Du Youling hones her ballet moves as she trains with her teammates in Zhengzhou, Henan Province, on July 7, 2021 (COURTESY PHOTO)
Classical ballet made a pas de bourrée into Du Youling's life when she was 60—in 2017. She had been folk dancing for well over a year following her retirement at the age of 55, when she learned her local cultural center, a public institution for organizing cultural activities, was putting together a ballet troupe for senior women.
Du began to develop a passion for ballet when she was a teenager after watching a professional stage performance. "I was fascinated by the dancers' graceful moves," she told Beijing Review. "But there were no ballet training classes back in the 1960s, so pursuing this type of career was a dream well beyond my reach."
So, over the ensuing four-plus decades, she went to college, got a degree and became a professor of physics at a university in Zhengzhou, Henan Province. But her love for ballet never faded. When she heard about the ballet troupe, she immediately applied to join.
Even though all applicants were over the age of 55 with almost zero ballet experience, troupe selection was strict. This was because the purpose of the troupe was to attend competitions for senior dancers at the provincial and national levels, and troupe members were expected to lift their moves to a professional level.
Though applicants were large in number, they were eventually whittled down to only 16 and in January 2017, the team was officially born. The cultural center even hired a professional coach.
Liu Min, now 63, is one of the dancers. Like Du, Liu fell in love with ballet at a very young age but never got the opportunity to take classes. All she could do was to imitate the moves she saw on TV.
"Before joining the group, I had recently retired and was at a loss for what to do next," Liu told Henan Daily. "Retired people are mostly supposed to take care of their grandchildren or go square dancing (a type of public jazzercise popular among Chinese seniors) in parks. I knew I didn't want to be doing any of those things; but I also wasn't sure what I did want to do either, until I made it onto the ballet team."
Meeting a group of women who all shared her enthusiasm was another big bonus. Training was harsh, especially for women over 50. "It was that pure passion for ballet that kept us going," Liu said.
Dancing en pointe, moving about gracefully on the tips of the toes as if floating through the air, is a basic skill for female (and more and more male) ballet dancers. It's normal for young ballerinas to master the en pointe technique within a year or so, but these senior dancers aimed to nail it within six months given they had signed up for a competition in July 2017.
"Even the coach didn't think we would make it because our flexibility and strength could hardly match that of younger students," Du said. "There were also 'safety' concerns as most of us were in our late 50s. But we were ambitious. Very ambitious and determined."

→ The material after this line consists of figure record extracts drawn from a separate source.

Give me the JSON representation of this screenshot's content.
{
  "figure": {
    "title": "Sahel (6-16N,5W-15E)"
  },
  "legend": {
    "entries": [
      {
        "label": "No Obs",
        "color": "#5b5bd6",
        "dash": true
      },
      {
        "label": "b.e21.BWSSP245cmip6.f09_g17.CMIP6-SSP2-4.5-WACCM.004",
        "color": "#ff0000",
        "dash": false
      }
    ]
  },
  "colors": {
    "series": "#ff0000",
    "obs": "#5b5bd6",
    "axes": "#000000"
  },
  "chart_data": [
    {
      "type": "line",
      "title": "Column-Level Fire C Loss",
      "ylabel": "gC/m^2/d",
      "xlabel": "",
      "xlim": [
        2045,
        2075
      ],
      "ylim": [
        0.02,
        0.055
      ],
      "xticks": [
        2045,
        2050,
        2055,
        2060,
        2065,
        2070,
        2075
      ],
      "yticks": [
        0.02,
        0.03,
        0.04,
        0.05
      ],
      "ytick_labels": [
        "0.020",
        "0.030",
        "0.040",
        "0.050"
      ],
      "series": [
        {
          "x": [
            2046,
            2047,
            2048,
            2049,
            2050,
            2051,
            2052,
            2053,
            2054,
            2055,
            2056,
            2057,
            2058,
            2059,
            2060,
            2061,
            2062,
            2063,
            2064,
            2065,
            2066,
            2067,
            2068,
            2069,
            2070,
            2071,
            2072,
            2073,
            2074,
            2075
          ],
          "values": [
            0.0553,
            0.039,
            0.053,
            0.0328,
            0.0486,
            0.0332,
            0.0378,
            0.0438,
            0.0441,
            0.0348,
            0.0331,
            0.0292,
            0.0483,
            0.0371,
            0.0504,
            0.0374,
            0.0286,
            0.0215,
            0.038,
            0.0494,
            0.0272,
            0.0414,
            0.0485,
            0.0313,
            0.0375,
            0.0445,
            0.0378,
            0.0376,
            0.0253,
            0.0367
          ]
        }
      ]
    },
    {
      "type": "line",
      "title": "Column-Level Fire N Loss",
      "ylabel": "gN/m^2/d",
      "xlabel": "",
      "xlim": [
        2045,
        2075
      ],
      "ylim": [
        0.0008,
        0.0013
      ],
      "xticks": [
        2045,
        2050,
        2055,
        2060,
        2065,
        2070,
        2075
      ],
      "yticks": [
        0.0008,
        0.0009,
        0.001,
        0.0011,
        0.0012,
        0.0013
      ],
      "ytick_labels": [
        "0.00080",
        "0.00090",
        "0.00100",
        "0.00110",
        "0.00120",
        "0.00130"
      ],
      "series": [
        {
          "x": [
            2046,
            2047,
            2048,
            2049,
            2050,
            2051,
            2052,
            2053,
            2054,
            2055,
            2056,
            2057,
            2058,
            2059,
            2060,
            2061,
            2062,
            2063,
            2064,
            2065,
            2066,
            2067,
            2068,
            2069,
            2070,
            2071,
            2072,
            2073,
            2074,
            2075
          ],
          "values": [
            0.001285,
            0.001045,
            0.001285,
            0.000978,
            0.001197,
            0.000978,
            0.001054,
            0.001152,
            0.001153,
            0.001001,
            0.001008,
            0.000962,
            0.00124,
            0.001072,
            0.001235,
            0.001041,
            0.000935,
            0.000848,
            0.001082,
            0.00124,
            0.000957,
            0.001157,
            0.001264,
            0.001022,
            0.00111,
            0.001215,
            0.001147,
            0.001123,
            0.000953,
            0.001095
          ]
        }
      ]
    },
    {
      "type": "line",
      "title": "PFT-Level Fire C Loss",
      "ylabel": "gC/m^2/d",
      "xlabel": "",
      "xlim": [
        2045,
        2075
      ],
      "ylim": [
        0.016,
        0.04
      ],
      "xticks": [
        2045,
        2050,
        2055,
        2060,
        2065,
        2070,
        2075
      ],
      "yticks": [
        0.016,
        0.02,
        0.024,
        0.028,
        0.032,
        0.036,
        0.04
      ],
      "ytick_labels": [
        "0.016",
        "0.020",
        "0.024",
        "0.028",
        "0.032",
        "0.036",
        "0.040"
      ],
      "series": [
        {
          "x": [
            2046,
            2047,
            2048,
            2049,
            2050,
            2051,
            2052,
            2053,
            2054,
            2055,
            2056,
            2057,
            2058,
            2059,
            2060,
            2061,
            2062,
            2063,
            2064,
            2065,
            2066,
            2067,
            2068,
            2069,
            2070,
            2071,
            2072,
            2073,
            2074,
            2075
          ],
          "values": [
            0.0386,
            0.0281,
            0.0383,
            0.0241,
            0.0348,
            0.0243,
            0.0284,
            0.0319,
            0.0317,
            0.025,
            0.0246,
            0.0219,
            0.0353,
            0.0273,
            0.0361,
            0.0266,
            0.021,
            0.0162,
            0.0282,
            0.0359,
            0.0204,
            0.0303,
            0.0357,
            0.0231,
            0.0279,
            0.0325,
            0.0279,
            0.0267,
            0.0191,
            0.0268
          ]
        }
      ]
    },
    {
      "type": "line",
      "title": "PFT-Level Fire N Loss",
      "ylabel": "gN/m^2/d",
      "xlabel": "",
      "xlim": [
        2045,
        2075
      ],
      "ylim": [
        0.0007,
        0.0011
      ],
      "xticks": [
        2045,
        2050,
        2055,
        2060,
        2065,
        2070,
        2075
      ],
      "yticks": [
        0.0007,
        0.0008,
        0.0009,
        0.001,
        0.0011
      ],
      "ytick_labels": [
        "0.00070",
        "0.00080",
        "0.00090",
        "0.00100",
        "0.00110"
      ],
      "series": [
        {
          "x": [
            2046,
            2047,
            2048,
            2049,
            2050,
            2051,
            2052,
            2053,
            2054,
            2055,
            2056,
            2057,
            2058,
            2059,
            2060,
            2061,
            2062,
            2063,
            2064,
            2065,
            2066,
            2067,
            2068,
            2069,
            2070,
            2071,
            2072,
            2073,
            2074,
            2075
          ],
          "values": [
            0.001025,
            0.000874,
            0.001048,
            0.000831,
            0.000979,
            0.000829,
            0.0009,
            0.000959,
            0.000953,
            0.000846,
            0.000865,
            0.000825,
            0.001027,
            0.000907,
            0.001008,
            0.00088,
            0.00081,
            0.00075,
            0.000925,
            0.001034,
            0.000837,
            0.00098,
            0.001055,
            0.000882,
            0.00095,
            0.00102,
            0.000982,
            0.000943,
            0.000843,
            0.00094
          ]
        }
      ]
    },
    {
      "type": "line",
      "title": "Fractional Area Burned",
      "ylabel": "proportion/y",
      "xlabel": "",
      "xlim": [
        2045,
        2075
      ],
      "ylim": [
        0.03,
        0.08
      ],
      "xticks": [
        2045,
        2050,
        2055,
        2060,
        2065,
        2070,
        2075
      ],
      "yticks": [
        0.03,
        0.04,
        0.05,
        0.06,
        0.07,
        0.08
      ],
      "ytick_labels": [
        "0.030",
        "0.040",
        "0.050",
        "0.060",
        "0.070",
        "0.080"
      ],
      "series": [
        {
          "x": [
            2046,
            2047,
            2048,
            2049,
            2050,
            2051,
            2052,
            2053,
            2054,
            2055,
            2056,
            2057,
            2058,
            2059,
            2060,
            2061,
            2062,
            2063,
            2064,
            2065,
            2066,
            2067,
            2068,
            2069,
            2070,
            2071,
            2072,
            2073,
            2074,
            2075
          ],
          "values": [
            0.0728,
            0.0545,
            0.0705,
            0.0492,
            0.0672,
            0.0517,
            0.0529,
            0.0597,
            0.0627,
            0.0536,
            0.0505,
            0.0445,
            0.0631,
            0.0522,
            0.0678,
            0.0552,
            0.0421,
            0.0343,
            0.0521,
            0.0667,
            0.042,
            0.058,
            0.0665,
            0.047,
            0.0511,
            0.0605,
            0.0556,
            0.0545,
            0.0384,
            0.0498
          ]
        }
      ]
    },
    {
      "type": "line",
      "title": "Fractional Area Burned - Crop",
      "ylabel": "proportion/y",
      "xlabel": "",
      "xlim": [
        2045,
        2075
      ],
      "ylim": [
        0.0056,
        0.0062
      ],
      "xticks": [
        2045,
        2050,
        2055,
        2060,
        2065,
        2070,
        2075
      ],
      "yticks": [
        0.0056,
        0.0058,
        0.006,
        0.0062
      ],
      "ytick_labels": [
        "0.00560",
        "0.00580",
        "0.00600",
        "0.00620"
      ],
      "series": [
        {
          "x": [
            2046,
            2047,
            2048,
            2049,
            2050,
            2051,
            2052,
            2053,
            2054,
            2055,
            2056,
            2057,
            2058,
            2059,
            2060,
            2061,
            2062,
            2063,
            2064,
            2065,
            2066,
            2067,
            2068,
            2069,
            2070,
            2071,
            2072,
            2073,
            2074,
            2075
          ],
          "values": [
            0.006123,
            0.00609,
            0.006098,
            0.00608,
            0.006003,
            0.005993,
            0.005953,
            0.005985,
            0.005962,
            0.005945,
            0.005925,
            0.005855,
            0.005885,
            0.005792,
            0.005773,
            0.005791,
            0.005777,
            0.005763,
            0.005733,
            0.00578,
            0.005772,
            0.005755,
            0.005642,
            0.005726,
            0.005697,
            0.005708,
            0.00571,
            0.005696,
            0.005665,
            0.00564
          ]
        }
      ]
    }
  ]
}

Bleeding feet, toenails falling off... nothing could deter the women from reaching their goal. Xu Yuanyuan is a 63-year-old member in the group. Her middle toe is longer than the other ones, meaning that when she stands on her tiptoes, her weight mostly bears down on that middle toe. "The pain was excruciating," Xu said. "We encouraged one another and no one ever gave up."
When they finally took to the competition's stage in July, everybody had mastered the pointe technique—and they won. "The coach was thrilled," Du said. "A former professional ballet dancer, then in her 70s, even came over to congratulate us and told us we'd created a miracle."
They continued to dazzle during following competitions and they were even invited to perform at several events. Their newfound fame also gained them more support from family members.
"In the beginning, I'd say only a few of us had the full support of our families, who actually had expected us to do more housework after retirement," Du said. "Today, our achievements have earned us that support."
But their achievements are not limited to awards; they also comprise the women's personal changes—both physically and spiritually.
Xu has been on the team for more than five years now. "The change is very obvious. Some lost more than 10 kg through dance practice and everybody feels much more energetic and confident on the whole," she said. "We aren't worried about getting older because we simply don't have the time to do so."
In September 2021, the group was invited onto the China Central Television stage. Du couldn't make it due to an ankle injury. "It's normal for us to get hurt, but no one has ever dropped out because of that risk. We may has not be in the same physical shape as someone 20 years our junior, but our love for dancing can help us overcome all difficulties."
Today, the team has 28 dancers and they train three and a half days a week. They draft housework schedules in advance and always make sure ballet practice comes first.
Du, still recovering from her injury, is already planning to get back on stage for an upcoming competition. "I am much busier now than when I was a professor," she said. "Retirement is like getting a new lease on life. As long as I can dance, I will dance."